About the Bradt Guide to Kosovo (2007)
On the eve of Kosovo's final status, a new book attempts to put Kosovo on the European traveler's map. Written by ESI analyst Verena Knaus, and Gail Warrander, an international lawyer based in Pristina, it is the very first travel guidebook ever written on Kosovo alone.
The Kosovo Bradt Guide is written for a special kind of 'tourists'. Those who come to Kosovo as part of the UN and EU mission, diplomats and soldiers, development workers and the sizable Albanian diaspora returning home every summer. Condensed on 300 pages, the guidebook covers Kosovo's past and recent political history and introduces readers to the multi-faceted and rich cultural heritage of this centrally located place in the heart of the Balkans. On the crossroad of Illyrian, Roman, Byzantine, Serbian and Ottoman empires, Kosovo has many more secrets to share than is commonly believed.
With Kosovo about to resolve its status the publication of this book is timely. Disputes about what constitutes Kosovo's cultural heritage have dominated status negotiations that kept UN, EU and US negotiators busy for nearly two years. Stunning fresco cycles in Gracanica monastery or the Patriarchate in Pec (Peja) have been seen as political symbols rather than as cultural and religious monuments. Kosovo Albanians grapple with their own mixed feelings towards Ottoman-era mosques, baths and bridges. For many, harking back to Illyrian times seems a safer bet to claim 'heritage'.
The authors introduce readers to Kosovo's cuisine, wedding rites and cultural traditions. The chapter on Pristina contains the information one needs to navigate around Pristina's bar and restaurant scene. The parts on Prizren, Gjakova and Peja are filled with suggested walks, historical details and suggestions where to stop for a meal. The book also contains detailed descriptions of cultural highlights like the Visoki Decani monastery, the Pec Patriarchate and traditional stone kullas in Isniq and Dranoc. For nature lovers and adventurers there are special sections on walking trails in Dragash, biking tips in Zubin Potok and skiing in Brezovica and the Rugova Canyon.
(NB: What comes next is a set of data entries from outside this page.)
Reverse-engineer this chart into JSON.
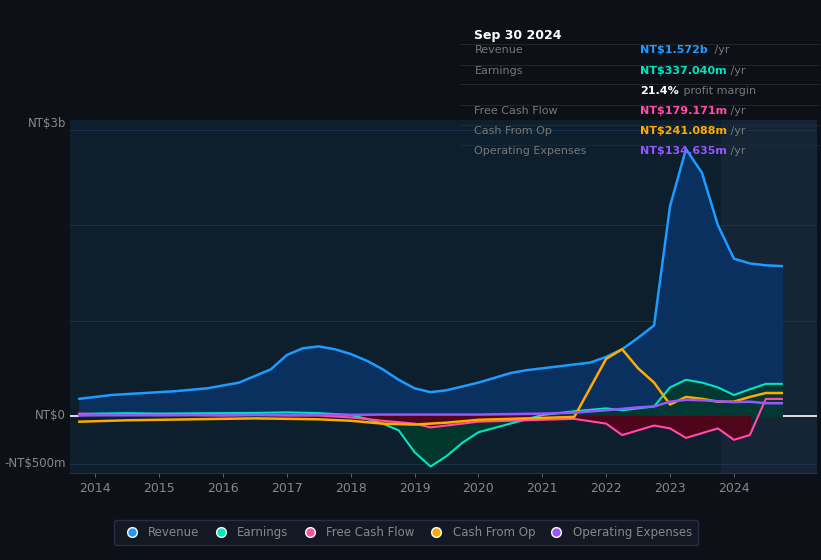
{
  "background_color": "#0d1117",
  "plot_bg_color": "#0d1f2d",
  "grid_color": "#1e3550",
  "text_color": "#888888",
  "ylim": [
    -600,
    3100
  ],
  "xlim": [
    2013.6,
    2025.3
  ],
  "xticks": [
    2014,
    2015,
    2016,
    2017,
    2018,
    2019,
    2020,
    2021,
    2022,
    2023,
    2024
  ],
  "series": {
    "revenue": {
      "color": "#1e9bff",
      "fill_color": "#0a3060",
      "label": "Revenue",
      "values_x": [
        2013.75,
        2014.0,
        2014.25,
        2014.75,
        2015.25,
        2015.75,
        2016.25,
        2016.75,
        2017.0,
        2017.25,
        2017.5,
        2017.75,
        2018.0,
        2018.25,
        2018.5,
        2018.75,
        2019.0,
        2019.25,
        2019.5,
        2019.75,
        2020.0,
        2020.25,
        2020.5,
        2020.75,
        2021.0,
        2021.25,
        2021.5,
        2021.75,
        2022.0,
        2022.25,
        2022.5,
        2022.75,
        2023.0,
        2023.25,
        2023.5,
        2023.75,
        2024.0,
        2024.25,
        2024.5,
        2024.75
      ],
      "values_y": [
        180,
        200,
        220,
        240,
        260,
        290,
        350,
        490,
        640,
        710,
        730,
        700,
        650,
        580,
        490,
        380,
        290,
        250,
        270,
        310,
        350,
        400,
        450,
        480,
        500,
        520,
        540,
        560,
        620,
        700,
        820,
        950,
        2200,
        2800,
        2550,
        2000,
        1650,
        1600,
        1580,
        1572
      ]
    },
    "earnings": {
      "color": "#00e5c0",
      "fill_color": "#003a2e",
      "label": "Earnings",
      "values_x": [
        2013.75,
        2014.0,
        2014.5,
        2015.0,
        2015.5,
        2016.0,
        2016.5,
        2017.0,
        2017.5,
        2018.0,
        2018.25,
        2018.5,
        2018.75,
        2019.0,
        2019.25,
        2019.5,
        2019.75,
        2020.0,
        2020.5,
        2021.0,
        2021.5,
        2022.0,
        2022.25,
        2022.5,
        2022.75,
        2023.0,
        2023.25,
        2023.5,
        2023.75,
        2024.0,
        2024.25,
        2024.5,
        2024.75
      ],
      "values_y": [
        20,
        25,
        30,
        25,
        28,
        30,
        32,
        38,
        30,
        10,
        -30,
        -80,
        -150,
        -380,
        -530,
        -420,
        -280,
        -170,
        -80,
        10,
        50,
        80,
        60,
        80,
        100,
        300,
        380,
        350,
        300,
        220,
        280,
        337,
        337
      ]
    },
    "free_cash_flow": {
      "color": "#ff4da6",
      "fill_color": "#5a0020",
      "label": "Free Cash Flow",
      "values_x": [
        2013.75,
        2014.0,
        2014.5,
        2015.0,
        2015.5,
        2016.0,
        2016.5,
        2017.0,
        2017.5,
        2018.0,
        2018.5,
        2019.0,
        2019.25,
        2019.5,
        2019.75,
        2020.0,
        2020.5,
        2021.0,
        2021.5,
        2022.0,
        2022.25,
        2022.5,
        2022.75,
        2023.0,
        2023.25,
        2023.5,
        2023.75,
        2024.0,
        2024.25,
        2024.5,
        2024.75
      ],
      "values_y": [
        25,
        20,
        15,
        10,
        10,
        5,
        10,
        5,
        5,
        -15,
        -50,
        -80,
        -120,
        -100,
        -80,
        -60,
        -50,
        -40,
        -30,
        -80,
        -200,
        -150,
        -100,
        -130,
        -230,
        -180,
        -130,
        -250,
        -200,
        179,
        179
      ]
    },
    "cash_from_op": {
      "color": "#ffaa00",
      "label": "Cash From Op",
      "values_x": [
        2013.75,
        2014.0,
        2014.5,
        2015.0,
        2015.5,
        2016.0,
        2016.5,
        2017.0,
        2017.5,
        2018.0,
        2018.5,
        2019.0,
        2019.5,
        2020.0,
        2020.5,
        2021.0,
        2021.5,
        2022.0,
        2022.25,
        2022.5,
        2022.75,
        2023.0,
        2023.25,
        2023.5,
        2023.75,
        2024.0,
        2024.25,
        2024.5,
        2024.75
      ],
      "values_y": [
        -60,
        -55,
        -45,
        -40,
        -35,
        -30,
        -25,
        -30,
        -35,
        -50,
        -80,
        -90,
        -70,
        -40,
        -30,
        -20,
        -10,
        600,
        700,
        500,
        350,
        120,
        200,
        180,
        150,
        150,
        200,
        241,
        241
      ]
    },
    "operating_expenses": {
      "color": "#9955ff",
      "label": "Operating Expenses",
      "values_x": [
        2013.75,
        2014.0,
        2014.5,
        2015.0,
        2015.5,
        2016.0,
        2016.5,
        2017.0,
        2017.5,
        2018.0,
        2018.5,
        2019.0,
        2019.5,
        2020.0,
        2020.5,
        2021.0,
        2021.5,
        2022.0,
        2022.5,
        2022.75,
        2023.0,
        2023.25,
        2023.5,
        2023.75,
        2024.0,
        2024.25,
        2024.5,
        2024.75
      ],
      "values_y": [
        5,
        8,
        8,
        8,
        10,
        10,
        12,
        12,
        12,
        12,
        15,
        15,
        15,
        15,
        20,
        25,
        35,
        60,
        90,
        100,
        150,
        170,
        165,
        155,
        145,
        150,
        134,
        134
      ]
    }
  },
  "info_box": {
    "title": "Sep 30 2024",
    "rows": [
      {
        "label": "Revenue",
        "value": "NT$1.572b",
        "suffix": " /yr",
        "value_color": "#1e9bff"
      },
      {
        "label": "Earnings",
        "value": "NT$337.040m",
        "suffix": " /yr",
        "value_color": "#00e5c0"
      },
      {
        "label": "",
        "value": "21.4%",
        "suffix": " profit margin",
        "value_color": "#ffffff"
      },
      {
        "label": "Free Cash Flow",
        "value": "NT$179.171m",
        "suffix": " /yr",
        "value_color": "#ff4da6"
      },
      {
        "label": "Cash From Op",
        "value": "NT$241.088m",
        "suffix": " /yr",
        "value_color": "#ffaa00"
      },
      {
        "label": "Operating Expenses",
        "value": "NT$134.635m",
        "suffix": " /yr",
        "value_color": "#9955ff"
      }
    ]
  },
  "legend": [
    {
      "label": "Revenue",
      "color": "#1e9bff"
    },
    {
      "label": "Earnings",
      "color": "#00e5c0"
    },
    {
      "label": "Free Cash Flow",
      "color": "#ff4da6"
    },
    {
      "label": "Cash From Op",
      "color": "#ffaa00"
    },
    {
      "label": "Operating Expenses",
      "color": "#9955ff"
    }
  ],
  "shaded_region_start": 2023.8,
  "shaded_region_color": "#152535"
}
"We wrote this book for travelers eager to discover an unknown part of Europe, adventurers looking for unspoiled nature off the beaten track and for the diaspora and their children who come back in their summer vacation.
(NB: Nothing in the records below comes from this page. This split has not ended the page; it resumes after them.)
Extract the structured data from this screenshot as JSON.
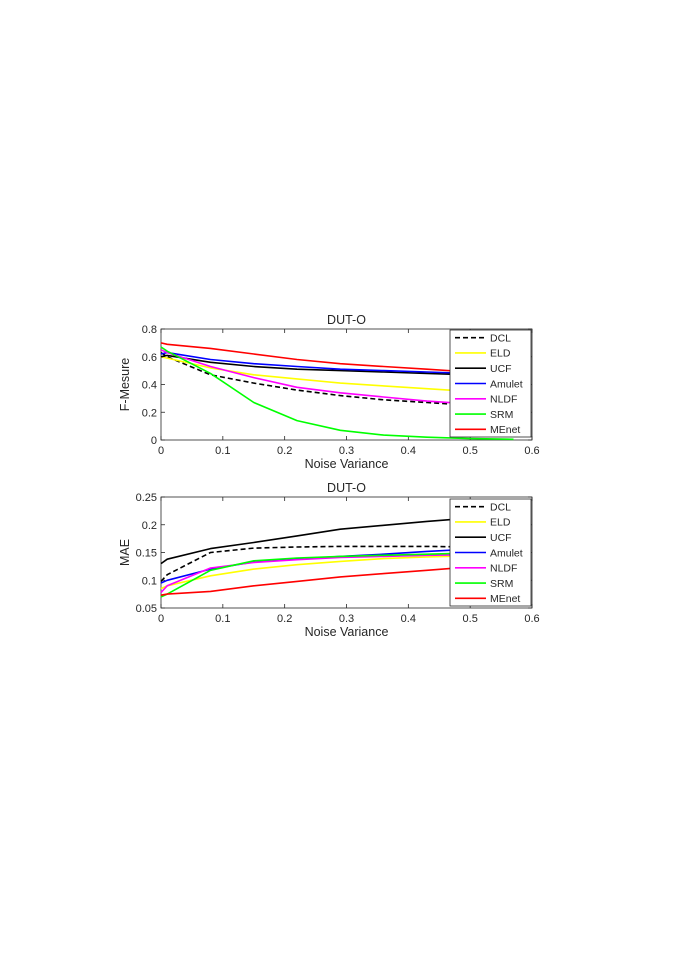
{
  "chart_data": [
    {
      "type": "line",
      "title": "DUT-O",
      "xlabel": "Noise Variance",
      "ylabel": "F-Mesure",
      "xlim": [
        0,
        0.6
      ],
      "ylim": [
        0,
        0.8
      ],
      "xticks": [
        "0",
        "0.1",
        "0.2",
        "0.3",
        "0.4",
        "0.5",
        "0.6"
      ],
      "yticks": [
        "0",
        "0.2",
        "0.4",
        "0.6",
        "0.8"
      ],
      "grid": false,
      "legend_position": "top-right",
      "series": [
        {
          "name": "DCL",
          "color": "#000000",
          "dash": true,
          "x": [
            0,
            0.01,
            0.08,
            0.15,
            0.22,
            0.29,
            0.36,
            0.43,
            0.5
          ],
          "y": [
            0.63,
            0.6,
            0.47,
            0.41,
            0.36,
            0.32,
            0.29,
            0.27,
            0.25
          ]
        },
        {
          "name": "ELD",
          "color": "#ffff00",
          "x": [
            0,
            0.01,
            0.08,
            0.15,
            0.22,
            0.29,
            0.36,
            0.43,
            0.5
          ],
          "y": [
            0.6,
            0.59,
            0.52,
            0.47,
            0.44,
            0.41,
            0.39,
            0.37,
            0.35
          ]
        },
        {
          "name": "UCF",
          "color": "#000000",
          "x": [
            0,
            0.01,
            0.08,
            0.15,
            0.22,
            0.29,
            0.36,
            0.43,
            0.5
          ],
          "y": [
            0.6,
            0.61,
            0.56,
            0.53,
            0.51,
            0.5,
            0.49,
            0.48,
            0.47
          ]
        },
        {
          "name": "Amulet",
          "color": "#0000ff",
          "x": [
            0,
            0.01,
            0.08,
            0.15,
            0.22,
            0.29,
            0.36,
            0.43,
            0.5
          ],
          "y": [
            0.62,
            0.63,
            0.58,
            0.55,
            0.53,
            0.51,
            0.5,
            0.49,
            0.48
          ]
        },
        {
          "name": "NLDF",
          "color": "#ff00ff",
          "x": [
            0,
            0.01,
            0.08,
            0.15,
            0.22,
            0.29,
            0.36,
            0.43,
            0.5
          ],
          "y": [
            0.65,
            0.63,
            0.53,
            0.45,
            0.38,
            0.34,
            0.31,
            0.28,
            0.26
          ]
        },
        {
          "name": "SRM",
          "color": "#00ff00",
          "x": [
            0,
            0.01,
            0.08,
            0.15,
            0.22,
            0.29,
            0.36,
            0.43,
            0.5,
            0.57
          ],
          "y": [
            0.67,
            0.64,
            0.48,
            0.27,
            0.14,
            0.07,
            0.035,
            0.02,
            0.01,
            0.005
          ]
        },
        {
          "name": "MEnet",
          "color": "#ff0000",
          "x": [
            0,
            0.01,
            0.08,
            0.15,
            0.22,
            0.29,
            0.36,
            0.43,
            0.5
          ],
          "y": [
            0.7,
            0.69,
            0.66,
            0.62,
            0.58,
            0.55,
            0.53,
            0.51,
            0.49
          ]
        }
      ]
    },
    {
      "type": "line",
      "title": "DUT-O",
      "xlabel": "Noise Variance",
      "ylabel": "MAE",
      "xlim": [
        0,
        0.6
      ],
      "ylim": [
        0.05,
        0.25
      ],
      "xticks": [
        "0",
        "0.1",
        "0.2",
        "0.3",
        "0.4",
        "0.5",
        "0.6"
      ],
      "yticks": [
        "0.05",
        "0.1",
        "0.15",
        "0.2",
        "0.25"
      ],
      "grid": false,
      "legend_position": "top-right",
      "series": [
        {
          "name": "DCL",
          "color": "#000000",
          "dash": true,
          "x": [
            0,
            0.01,
            0.08,
            0.15,
            0.22,
            0.29,
            0.36,
            0.43,
            0.5
          ],
          "y": [
            0.098,
            0.11,
            0.15,
            0.158,
            0.16,
            0.161,
            0.161,
            0.161,
            0.16
          ]
        },
        {
          "name": "ELD",
          "color": "#ffff00",
          "x": [
            0,
            0.01,
            0.08,
            0.15,
            0.22,
            0.29,
            0.36,
            0.43,
            0.5
          ],
          "y": [
            0.085,
            0.09,
            0.108,
            0.12,
            0.128,
            0.134,
            0.139,
            0.142,
            0.144
          ]
        },
        {
          "name": "UCF",
          "color": "#000000",
          "x": [
            0,
            0.01,
            0.08,
            0.15,
            0.22,
            0.29,
            0.36,
            0.43,
            0.5
          ],
          "y": [
            0.13,
            0.138,
            0.157,
            0.168,
            0.18,
            0.192,
            0.199,
            0.206,
            0.212
          ]
        },
        {
          "name": "Amulet",
          "color": "#0000ff",
          "x": [
            0,
            0.01,
            0.08,
            0.15,
            0.22,
            0.29,
            0.36,
            0.43,
            0.5
          ],
          "y": [
            0.095,
            0.1,
            0.12,
            0.133,
            0.138,
            0.143,
            0.147,
            0.152,
            0.156
          ]
        },
        {
          "name": "NLDF",
          "color": "#ff00ff",
          "x": [
            0,
            0.01,
            0.08,
            0.15,
            0.22,
            0.29,
            0.36,
            0.43,
            0.5
          ],
          "y": [
            0.078,
            0.09,
            0.122,
            0.132,
            0.137,
            0.141,
            0.143,
            0.145,
            0.146
          ]
        },
        {
          "name": "SRM",
          "color": "#00ff00",
          "x": [
            0,
            0.01,
            0.08,
            0.15,
            0.22,
            0.29,
            0.36,
            0.43,
            0.5
          ],
          "y": [
            0.07,
            0.075,
            0.118,
            0.135,
            0.14,
            0.143,
            0.145,
            0.147,
            0.149
          ]
        },
        {
          "name": "MEnet",
          "color": "#ff0000",
          "x": [
            0,
            0.01,
            0.08,
            0.15,
            0.22,
            0.29,
            0.36,
            0.43,
            0.5
          ],
          "y": [
            0.073,
            0.075,
            0.08,
            0.09,
            0.098,
            0.106,
            0.112,
            0.118,
            0.124
          ]
        }
      ]
    }
  ]
}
Kosovo is an intriguing place and full of paradoxes and surprises for any first time visitor. How come landlocked Kosovo has such a Mediterranean flair and vibrant outdoor café culture? By what twist of fate has Kosovo become the place with the best coffee anywhere outside Italy? It will also take you two days to understand why this country in the heart of Europe has its main street named after Bill Clinton, celebrates the 4th of July and flies the American flag. … The speed of change in the past years has been mind-boggling. Kosovo was in shambles only eight years ago and today there are few visible traces of the past conflict. Who would think that Kosovo is one of the safest countries in Europe?'
Due to its strategic position at the centre of the Balkan Peninsula, Kosovo has always been an important thorough road and attractive spoil for its conquerors. The name Kosovo (derived from the Serbian word for kos meaning blackbird) was first mentioned after the famous Kosovo battle dating back to 1389. Legends and romanticizing epic songs secured it a special place in Serbian national identity. Kosovo became an important spiritual centre of the Serbian Orthodox church. For nearly 500 years Kosovo was an Ottoman province. As the Ottoman Empire disintegrated, Kosovo was at the centre of competing national claims. The 20th century saw wars and destruction and whereas other parts of Yugoslavia prospered, Kosovo remained poor and underdeveloped. In June 1999, after 78 days of NATO bombardment and the mass flight of nearly 800,000 refugees, Kosovo passed under direct UN administration. For eight years, its people were part of a unique state building experiment in the heart of Europe. With independence around the corner, Kosovo is on the eve of yet another era."